All the tools used in that article are available as packages in the Arch Linux repositories.

Complements

It was a post on Lobsters that prompted me to post this. Someone from the comments and a former colleague on Twitter told me about a pass extension I didn't know about which does almost the same thing.

Also, some people think that putting 2FA codes in a password manager defeats the purpose. But in practice TOTP 2FA does not really add much more to the security of my accounts than the strong random passwords I generate with pass. The "second factor" part isn't really the true benefit.

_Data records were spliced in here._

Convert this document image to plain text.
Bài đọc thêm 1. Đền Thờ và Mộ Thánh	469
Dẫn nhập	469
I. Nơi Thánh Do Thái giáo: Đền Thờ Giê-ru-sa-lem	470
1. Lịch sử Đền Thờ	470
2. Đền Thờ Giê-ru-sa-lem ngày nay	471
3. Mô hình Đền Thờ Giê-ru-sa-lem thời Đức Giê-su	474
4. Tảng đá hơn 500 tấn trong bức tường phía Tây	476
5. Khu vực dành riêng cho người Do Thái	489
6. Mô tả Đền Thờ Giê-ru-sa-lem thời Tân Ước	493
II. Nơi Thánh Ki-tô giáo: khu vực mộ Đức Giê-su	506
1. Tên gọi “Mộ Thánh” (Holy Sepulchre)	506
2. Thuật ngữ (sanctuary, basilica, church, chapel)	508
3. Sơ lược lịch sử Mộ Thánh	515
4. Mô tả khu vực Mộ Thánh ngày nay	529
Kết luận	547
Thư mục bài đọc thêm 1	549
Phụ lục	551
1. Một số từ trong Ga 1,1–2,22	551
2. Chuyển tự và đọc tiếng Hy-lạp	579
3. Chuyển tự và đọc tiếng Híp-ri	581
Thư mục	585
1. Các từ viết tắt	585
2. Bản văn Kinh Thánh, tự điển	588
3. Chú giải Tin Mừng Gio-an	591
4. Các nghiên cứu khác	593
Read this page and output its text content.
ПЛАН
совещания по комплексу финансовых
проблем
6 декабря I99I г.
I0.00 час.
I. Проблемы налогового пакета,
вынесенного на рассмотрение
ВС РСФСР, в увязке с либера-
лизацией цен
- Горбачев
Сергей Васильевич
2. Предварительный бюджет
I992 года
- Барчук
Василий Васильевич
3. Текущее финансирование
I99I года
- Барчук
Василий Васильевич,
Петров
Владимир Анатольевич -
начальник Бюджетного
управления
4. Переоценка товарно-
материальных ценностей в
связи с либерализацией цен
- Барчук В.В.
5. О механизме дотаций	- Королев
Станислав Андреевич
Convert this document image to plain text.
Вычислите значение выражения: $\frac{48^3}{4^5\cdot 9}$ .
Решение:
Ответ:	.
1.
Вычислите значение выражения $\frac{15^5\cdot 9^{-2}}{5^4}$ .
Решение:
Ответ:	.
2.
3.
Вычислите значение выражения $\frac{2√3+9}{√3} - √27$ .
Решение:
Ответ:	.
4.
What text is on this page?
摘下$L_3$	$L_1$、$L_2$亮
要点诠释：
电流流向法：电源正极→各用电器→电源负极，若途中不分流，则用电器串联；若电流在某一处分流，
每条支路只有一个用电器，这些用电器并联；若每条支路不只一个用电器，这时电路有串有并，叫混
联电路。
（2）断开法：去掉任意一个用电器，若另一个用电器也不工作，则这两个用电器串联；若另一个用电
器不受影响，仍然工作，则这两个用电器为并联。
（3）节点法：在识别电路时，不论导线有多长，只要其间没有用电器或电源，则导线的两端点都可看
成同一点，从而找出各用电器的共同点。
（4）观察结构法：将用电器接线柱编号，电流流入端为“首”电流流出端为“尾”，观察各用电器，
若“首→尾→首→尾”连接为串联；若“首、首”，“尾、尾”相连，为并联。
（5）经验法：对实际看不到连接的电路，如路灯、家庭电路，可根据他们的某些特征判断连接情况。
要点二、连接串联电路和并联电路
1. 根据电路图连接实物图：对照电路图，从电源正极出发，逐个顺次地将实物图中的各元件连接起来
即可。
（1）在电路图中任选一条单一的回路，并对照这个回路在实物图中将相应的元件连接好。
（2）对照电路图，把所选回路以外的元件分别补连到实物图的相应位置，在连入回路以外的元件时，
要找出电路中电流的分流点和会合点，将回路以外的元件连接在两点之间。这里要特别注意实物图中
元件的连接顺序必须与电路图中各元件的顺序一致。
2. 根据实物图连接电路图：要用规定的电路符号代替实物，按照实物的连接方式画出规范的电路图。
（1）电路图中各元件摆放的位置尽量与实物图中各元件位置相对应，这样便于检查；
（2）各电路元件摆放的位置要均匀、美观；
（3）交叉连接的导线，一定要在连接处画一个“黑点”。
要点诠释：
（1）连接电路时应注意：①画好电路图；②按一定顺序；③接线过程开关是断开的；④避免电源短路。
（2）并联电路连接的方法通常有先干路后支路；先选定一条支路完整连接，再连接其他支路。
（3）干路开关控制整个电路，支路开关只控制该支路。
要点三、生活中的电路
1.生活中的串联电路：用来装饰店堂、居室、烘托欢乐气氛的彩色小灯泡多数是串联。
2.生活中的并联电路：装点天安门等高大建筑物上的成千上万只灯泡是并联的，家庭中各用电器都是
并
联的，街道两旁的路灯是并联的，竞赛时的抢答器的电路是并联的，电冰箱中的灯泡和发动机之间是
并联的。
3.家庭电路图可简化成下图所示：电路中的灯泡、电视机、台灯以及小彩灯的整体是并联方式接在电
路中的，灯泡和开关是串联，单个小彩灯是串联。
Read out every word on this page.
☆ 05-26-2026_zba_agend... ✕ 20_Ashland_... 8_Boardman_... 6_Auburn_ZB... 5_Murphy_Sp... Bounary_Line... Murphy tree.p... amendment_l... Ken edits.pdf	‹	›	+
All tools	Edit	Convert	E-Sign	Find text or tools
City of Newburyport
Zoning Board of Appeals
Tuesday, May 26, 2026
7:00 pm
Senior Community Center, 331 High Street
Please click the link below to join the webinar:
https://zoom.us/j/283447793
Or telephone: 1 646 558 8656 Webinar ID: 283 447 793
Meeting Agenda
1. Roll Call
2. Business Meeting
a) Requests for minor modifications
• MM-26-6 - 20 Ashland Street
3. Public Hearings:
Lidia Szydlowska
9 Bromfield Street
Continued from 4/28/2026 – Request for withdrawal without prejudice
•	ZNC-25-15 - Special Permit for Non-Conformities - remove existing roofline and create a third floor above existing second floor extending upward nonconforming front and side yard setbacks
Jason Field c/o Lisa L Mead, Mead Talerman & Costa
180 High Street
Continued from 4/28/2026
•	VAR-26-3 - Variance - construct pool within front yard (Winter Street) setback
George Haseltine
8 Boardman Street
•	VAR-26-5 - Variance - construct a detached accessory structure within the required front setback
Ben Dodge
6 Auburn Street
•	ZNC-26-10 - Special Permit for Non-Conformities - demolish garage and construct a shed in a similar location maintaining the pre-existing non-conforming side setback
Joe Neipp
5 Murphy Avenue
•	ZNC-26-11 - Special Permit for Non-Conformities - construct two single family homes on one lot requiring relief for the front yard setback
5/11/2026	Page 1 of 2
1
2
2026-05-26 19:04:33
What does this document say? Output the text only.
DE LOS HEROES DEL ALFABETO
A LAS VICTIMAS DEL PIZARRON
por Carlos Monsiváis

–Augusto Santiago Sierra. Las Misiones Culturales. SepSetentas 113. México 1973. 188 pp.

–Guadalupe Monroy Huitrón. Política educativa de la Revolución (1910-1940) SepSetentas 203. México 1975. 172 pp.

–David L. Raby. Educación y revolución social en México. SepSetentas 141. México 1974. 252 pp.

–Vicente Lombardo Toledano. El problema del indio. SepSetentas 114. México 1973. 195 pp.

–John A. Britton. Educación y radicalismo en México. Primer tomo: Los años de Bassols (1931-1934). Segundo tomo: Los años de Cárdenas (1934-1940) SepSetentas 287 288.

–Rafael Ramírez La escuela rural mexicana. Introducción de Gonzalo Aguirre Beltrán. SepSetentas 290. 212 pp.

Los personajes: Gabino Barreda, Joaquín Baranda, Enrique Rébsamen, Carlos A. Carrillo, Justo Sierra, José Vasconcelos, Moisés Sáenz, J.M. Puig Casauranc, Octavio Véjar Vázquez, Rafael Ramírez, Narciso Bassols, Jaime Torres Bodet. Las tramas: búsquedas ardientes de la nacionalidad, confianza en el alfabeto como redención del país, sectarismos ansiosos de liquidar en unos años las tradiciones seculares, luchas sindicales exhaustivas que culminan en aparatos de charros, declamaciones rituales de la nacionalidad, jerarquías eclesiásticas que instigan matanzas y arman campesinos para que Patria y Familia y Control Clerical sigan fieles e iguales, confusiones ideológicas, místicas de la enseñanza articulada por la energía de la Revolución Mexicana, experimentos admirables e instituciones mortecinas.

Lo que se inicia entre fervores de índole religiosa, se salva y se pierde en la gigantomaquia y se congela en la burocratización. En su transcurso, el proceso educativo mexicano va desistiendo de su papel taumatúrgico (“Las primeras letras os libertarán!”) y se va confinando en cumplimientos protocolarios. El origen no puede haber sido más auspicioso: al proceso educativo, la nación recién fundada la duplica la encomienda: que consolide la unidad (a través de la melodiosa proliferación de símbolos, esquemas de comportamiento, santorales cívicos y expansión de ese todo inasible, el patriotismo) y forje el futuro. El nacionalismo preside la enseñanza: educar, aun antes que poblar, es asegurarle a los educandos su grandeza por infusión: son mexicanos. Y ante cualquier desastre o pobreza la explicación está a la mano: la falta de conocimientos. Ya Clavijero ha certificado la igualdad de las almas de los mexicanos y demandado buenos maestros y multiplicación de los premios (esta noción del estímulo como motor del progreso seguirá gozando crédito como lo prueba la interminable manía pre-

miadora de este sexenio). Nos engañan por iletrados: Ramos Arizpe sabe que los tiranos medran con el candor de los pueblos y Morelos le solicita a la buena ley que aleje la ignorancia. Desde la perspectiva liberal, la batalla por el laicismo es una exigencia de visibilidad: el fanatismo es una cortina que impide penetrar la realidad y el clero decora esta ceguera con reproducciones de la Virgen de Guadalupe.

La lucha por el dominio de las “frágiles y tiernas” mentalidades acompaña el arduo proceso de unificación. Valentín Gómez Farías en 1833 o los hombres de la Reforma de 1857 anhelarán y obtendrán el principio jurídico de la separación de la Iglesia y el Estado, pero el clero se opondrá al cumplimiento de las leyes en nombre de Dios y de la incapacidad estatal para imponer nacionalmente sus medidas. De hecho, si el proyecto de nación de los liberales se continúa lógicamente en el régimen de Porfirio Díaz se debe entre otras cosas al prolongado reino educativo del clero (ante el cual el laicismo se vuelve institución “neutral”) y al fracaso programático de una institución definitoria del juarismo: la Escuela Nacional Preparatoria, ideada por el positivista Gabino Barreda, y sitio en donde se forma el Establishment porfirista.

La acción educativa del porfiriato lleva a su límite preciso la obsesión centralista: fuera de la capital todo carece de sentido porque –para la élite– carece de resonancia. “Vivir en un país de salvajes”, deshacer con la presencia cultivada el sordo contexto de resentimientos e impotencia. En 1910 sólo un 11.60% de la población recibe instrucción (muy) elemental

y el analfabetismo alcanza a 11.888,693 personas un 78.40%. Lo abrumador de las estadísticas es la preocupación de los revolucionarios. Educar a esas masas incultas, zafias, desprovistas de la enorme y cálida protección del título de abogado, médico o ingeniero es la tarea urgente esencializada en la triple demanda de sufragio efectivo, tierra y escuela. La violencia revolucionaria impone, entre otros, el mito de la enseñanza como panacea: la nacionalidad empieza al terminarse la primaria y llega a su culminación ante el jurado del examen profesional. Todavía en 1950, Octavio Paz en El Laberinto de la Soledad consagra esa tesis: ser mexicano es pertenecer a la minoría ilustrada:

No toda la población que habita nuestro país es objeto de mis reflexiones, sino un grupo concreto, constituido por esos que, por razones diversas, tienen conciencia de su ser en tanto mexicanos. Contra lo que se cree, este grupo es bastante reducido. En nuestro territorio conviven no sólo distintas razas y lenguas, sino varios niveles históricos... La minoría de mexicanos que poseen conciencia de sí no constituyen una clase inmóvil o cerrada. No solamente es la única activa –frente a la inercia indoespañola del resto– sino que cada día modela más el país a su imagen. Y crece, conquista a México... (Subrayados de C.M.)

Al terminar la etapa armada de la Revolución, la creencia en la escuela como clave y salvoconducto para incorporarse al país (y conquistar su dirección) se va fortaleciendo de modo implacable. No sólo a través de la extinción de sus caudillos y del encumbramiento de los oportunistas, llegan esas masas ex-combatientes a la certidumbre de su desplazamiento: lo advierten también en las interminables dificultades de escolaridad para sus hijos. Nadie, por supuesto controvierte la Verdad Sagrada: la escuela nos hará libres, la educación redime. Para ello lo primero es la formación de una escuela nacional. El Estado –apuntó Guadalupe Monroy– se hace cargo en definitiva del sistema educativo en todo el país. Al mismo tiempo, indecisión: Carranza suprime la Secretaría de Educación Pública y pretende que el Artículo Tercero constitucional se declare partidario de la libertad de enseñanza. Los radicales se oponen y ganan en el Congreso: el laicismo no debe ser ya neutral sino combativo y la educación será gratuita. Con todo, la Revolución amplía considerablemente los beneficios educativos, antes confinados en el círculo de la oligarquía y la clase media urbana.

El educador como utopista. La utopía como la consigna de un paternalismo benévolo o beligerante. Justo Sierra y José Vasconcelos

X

One actual advantage is that nobody on the network can sniff all of my credentials (like digest-based password verification methods). Another, and I think this is the main one, is that the owner of the website has chosen part of the credentials and hence ensured some degree of strength. What I do preserves both of those properties, so I'm fine with it. By the way, note that password managers like 1Password do the same thing.

The one thing I could do to really improve the security of the whole thing is use 2FA to access pass by storing my GPG key in a Yubikey. I probably will, someday.